169 cases of acute hepatitis are known to date in 12 countries. This was announced by the World Health Organization (WHO) at the end of the week. In seventeen children, a liver transplant was required as a result of the disease, and one child died as a result of the infection.
Not common hepatitis
So far, two-thirds of cases have occurred in the UK. There are also cases in Spain, Israel, the United States, Denmark, Ireland, the Netherlands, Italy, Norway, France, Romania and Belgium. The patients’ ages ranged between one month and 16 years.
According to the Robert Koch Institute (RKI), there have been no clear cases of hepatitis in children in Germany. RKI advises parents to be vigilant.
Mystery: hepatitis B viruses (A, B, C, D, and E) cannot be detected in any way. However, it is known that other viruses can also cause hepatitis. What’s behind this is now being investigated.
Does vaccination cause corona?
Doctors around the world are currently trying to get to the heart of the cause. The quickly expressed assumption that a corona vaccination may be behind it is now rejected because the majority of infected children have not been vaccinated.
One hypothesis is that behind them are the so-called “adenoviruses”. In 74 cases it can be detected in the blood of children. Adenoviruses are pathogens responsible for various diseases such as respiratory diseases or gastrointestinal infections.
However, according to the World Health Organization, these viruses usually do not have these fatal effects on the liver. One assumption is that due to the low prevalence of adenoviruses during the Corona pandemic and thus the “untrained” immune systems of some children, infections could currently be particularly severe and also lead to hepatitis. Or: There is a new strain of adenovirus that is still unknown.
In 20 cases there was concomitant infection with adenovirus and SARS-CoV-2. So corona infection could also be a possible cause, the World Health Organization explains.
How do you recognize hepatitis infection in your child?
Pediatrician Dr. Jacob Maske: “As a rule, hepatitis in children is really very rare.” Therefore, the backlog of cases is currently unusual. The situation is difficult because there is no treatment. “Unfortunately, we don’t know what’s behind it. A doctor can only treat symptoms here, nothing more.”
You have to trust that in most children the body will fight the disease on its own. “There aren’t any cases in Germany yet, so please don’t panic if your child has stomach cramps.
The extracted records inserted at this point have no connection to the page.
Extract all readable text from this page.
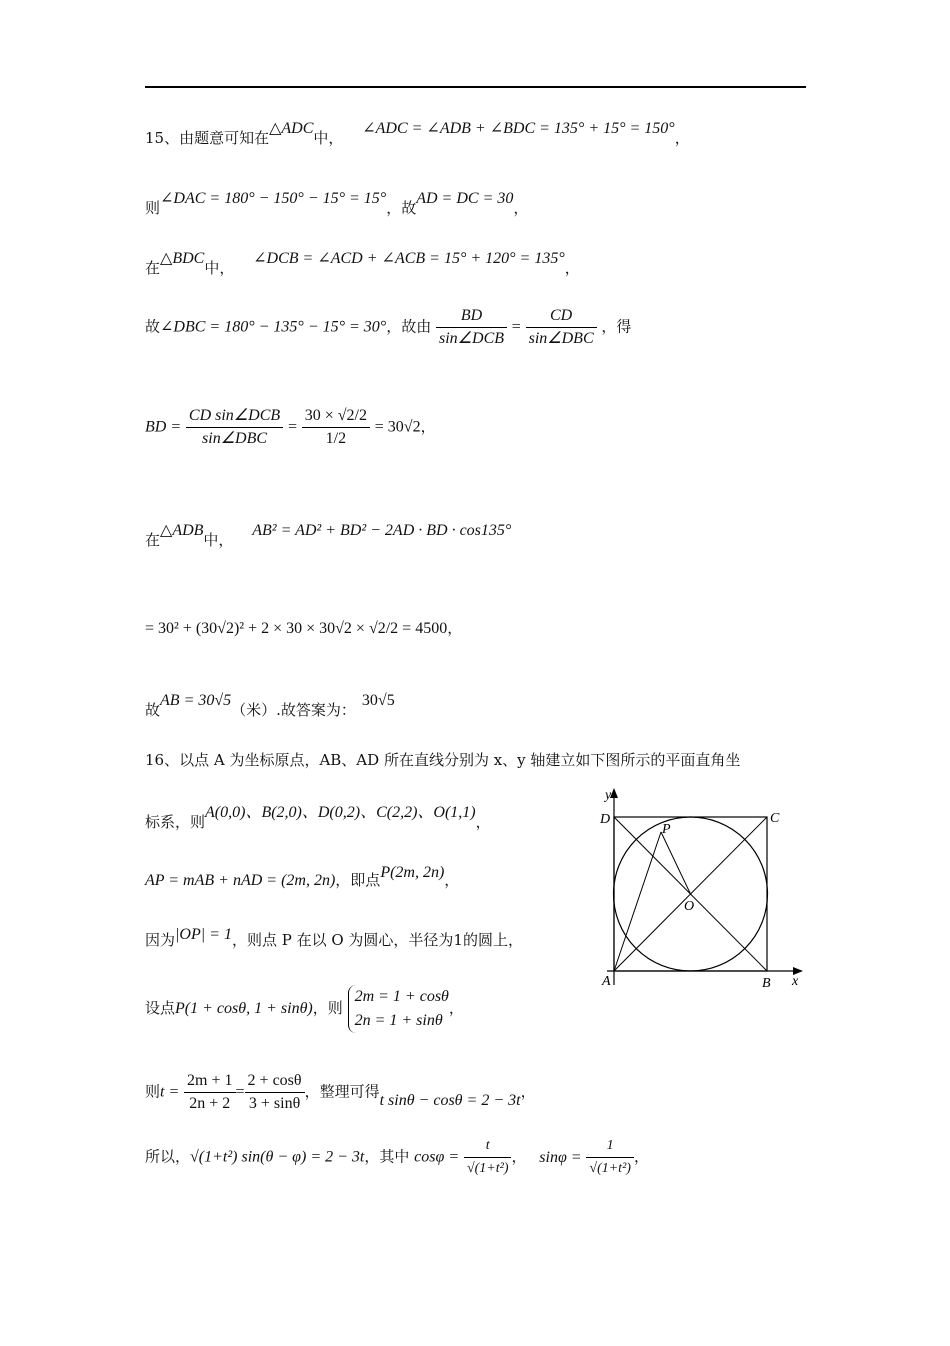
15、由题意可知在△ADC中， ∠ADC = ∠ADB + ∠BDC = 135° + 15° = 150°，
则∠DAC = 180° − 150° − 15° = 15°，故AD = DC = 30，
在△BDC中， ∠DCB = ∠ACD + ∠ACB = 15° + 120° = 135°，
故∠DBC = 180° − 135° − 15° = 30°，故由 $\frac{BD}{\text{sin∠DCB}} = \frac{CD}{\text{sin∠DBC}}$ ，得
BD = $\frac{\text{CD sin∠DCB}}{\text{sin∠DBC}} = \frac{30 \times √2/2}{1/2} = 30√2$，
在△ADB中， AB² = AD² + BD² − 2AD · BD · cos135°
= 30² + (30√2)² + 2 × 30 × 30√2 × √2/2 = 4500，
故AB = 30√5（米）.故答案为：30√5
16、以点 A 为坐标原点，AB、AD 所在直线分别为 x、y 轴建立如下图所示的平面直角坐
标系，则A(0,0)、B(2,0)、D(0,2)、C(2,2)、O(1,1)，
AP = mAB + nAD = (2m, 2n)，即点P(2m, 2n)，
因为|OP| = 1，则点 P 在以 O 为圆心，半径为1的圆上，
设点P(1 + cosθ, 1 + sinθ)，则
2m = 1 + cosθ
2n = 1 + sinθ
，
则$t = \frac{2m + 1}{2n + 2} = \frac{2 + \cos\theta}{3 + \sin\theta}$ ，整理可得t sinθ − cosθ = 2 − 3t，
所以，√(1+t²) sin(θ − φ) = 2 − 3t，其中 $\cos\varphi = \frac{t}{\text{√(1+t²)}}$ ， $\sin\varphi = \frac{1}{\text{√(1+t²)}}$ ，
y
D	C
P
O
A	B x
The likelihood that something else is behind it is much higher. If your child hasn’t been eating really much for days and isn’t feeling well, See a doctor.”
Symptoms of affected children worldwide are: loss of appetite, nausea, vomiting, yellowing of the skin and sclera (the white part of the eye), and, in very rare cases, fever.
ABC for hepatitis
▶ ︎ Hepatitis A
Transmission: Via drinking water and food contaminated with feces
Leads to: Nausea, diarrhea, acute hepatitis
Treatment: none, it usually heals on its own
▶ ︎ hepatitis B
Transmission: sex, infected syringes or tattoo needles
It leads to: the first symptoms such as colds and chronic hepatitis.
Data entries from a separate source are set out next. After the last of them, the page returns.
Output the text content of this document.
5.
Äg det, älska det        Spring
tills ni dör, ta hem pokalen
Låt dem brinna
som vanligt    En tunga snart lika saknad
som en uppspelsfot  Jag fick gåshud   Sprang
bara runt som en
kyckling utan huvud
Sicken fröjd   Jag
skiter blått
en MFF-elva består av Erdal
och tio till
Treatment: interferon (stimulates the immune system) and lamivudine (an antiviral agent)
▶ ︎ hepatitis C
Transmission: direct blood-to-blood contact
Leads to: jaundice, nausea, chronic hepatitis
Treatment: antiviral and ribavirin (stops viral replication)
Vaccination: No vaccine has been developed yet
▶ ︎ Hepatitis D
Transmission: as with hepatitis B (occurs only with hepatitis B)
Leads to: chronic hepatitis.
Treatment: like b
Hepatitis B vaccination protects against hepatitis D
▶ ︎ Hepatitis E.
Transmission: Through contaminated drinking water.